The cinematographer has enjoyed working in Karnataka and hopes to be here again closer to the release date.
“My fellow DoPs in the US were very envious of my being able to shoot a mystery thriller in Karnataka,” he says. “Scouting around a palace in Mysuru or a temple in Mangaluru were experiences of a lifetime. And the food was certainly the best I’ve ever had on-set!”
If the project had many firsts for him, the cast and crew had something to learn from him as well.
“One of the actors told me that this was the first time he had ever acted in a film with source lighting — where the lighting seems to come primarily from a visible source, like a window or a fire,” he says.
“This reflects the tradition of lighting that I come from and love, and I think it’s one of the reasons why Anup wanted me to work on his film.”
Currently, Lance is shooting for a variety of projects — music videos, commercials and narrative. And, if given an opportunity, he would love to work again on a Kannada film.
“I feel very nostalgic about my time there with Anup and his family. The food, the kindness of so many people, even strangers, is something I’ll never forget,” he says.
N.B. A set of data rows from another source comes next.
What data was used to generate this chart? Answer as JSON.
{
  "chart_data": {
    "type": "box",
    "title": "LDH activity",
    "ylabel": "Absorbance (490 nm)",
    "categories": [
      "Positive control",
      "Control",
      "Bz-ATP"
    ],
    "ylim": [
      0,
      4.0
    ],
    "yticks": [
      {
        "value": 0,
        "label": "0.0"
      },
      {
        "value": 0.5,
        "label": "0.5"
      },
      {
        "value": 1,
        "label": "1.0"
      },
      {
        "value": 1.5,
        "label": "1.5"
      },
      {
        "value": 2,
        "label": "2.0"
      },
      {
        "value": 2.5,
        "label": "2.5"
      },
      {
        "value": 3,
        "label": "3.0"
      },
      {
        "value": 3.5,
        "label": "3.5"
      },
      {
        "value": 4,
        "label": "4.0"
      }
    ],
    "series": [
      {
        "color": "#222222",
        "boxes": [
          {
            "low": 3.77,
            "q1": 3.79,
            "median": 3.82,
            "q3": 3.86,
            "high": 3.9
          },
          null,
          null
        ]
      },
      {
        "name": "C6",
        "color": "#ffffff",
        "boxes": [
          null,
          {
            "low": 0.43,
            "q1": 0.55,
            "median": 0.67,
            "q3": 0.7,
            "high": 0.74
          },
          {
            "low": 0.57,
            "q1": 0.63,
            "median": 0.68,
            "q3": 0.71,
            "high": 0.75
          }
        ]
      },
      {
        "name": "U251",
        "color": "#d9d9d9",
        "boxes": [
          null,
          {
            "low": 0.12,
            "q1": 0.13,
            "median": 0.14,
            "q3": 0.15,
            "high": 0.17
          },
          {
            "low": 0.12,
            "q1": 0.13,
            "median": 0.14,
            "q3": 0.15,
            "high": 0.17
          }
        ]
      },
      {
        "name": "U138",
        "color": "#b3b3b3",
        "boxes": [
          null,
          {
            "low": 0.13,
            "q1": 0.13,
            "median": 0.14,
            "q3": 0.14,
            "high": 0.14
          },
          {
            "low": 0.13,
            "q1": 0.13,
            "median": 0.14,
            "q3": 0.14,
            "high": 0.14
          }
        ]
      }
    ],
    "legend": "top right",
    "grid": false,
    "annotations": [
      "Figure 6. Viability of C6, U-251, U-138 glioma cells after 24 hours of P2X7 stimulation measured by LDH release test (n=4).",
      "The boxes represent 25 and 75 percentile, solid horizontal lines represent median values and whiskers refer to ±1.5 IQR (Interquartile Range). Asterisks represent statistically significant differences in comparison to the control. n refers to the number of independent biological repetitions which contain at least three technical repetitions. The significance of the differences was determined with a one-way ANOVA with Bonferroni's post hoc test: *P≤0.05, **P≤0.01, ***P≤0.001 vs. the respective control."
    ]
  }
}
Steve Rice will be in the country in the coming week to shoot for Sarangi, directed by Aryan Pratap, with his SI 2K camera. While this is Aryan’s first feature-length film, it’s Steve’s first Indian one. This duo too has worked together before for Aryan’s directorials, The Stalker, The Director, and Nari, and Steve feels ‘honoured’ to work with him again.
“Most times, I have been working and not been able to assist Pratap but this is an opportunity I do not want to miss,” says the 70-year-old cinematographer.
“This will be my first Kannada film, and I would like to bring my expertise to the project and also learn about another culture,” he adds.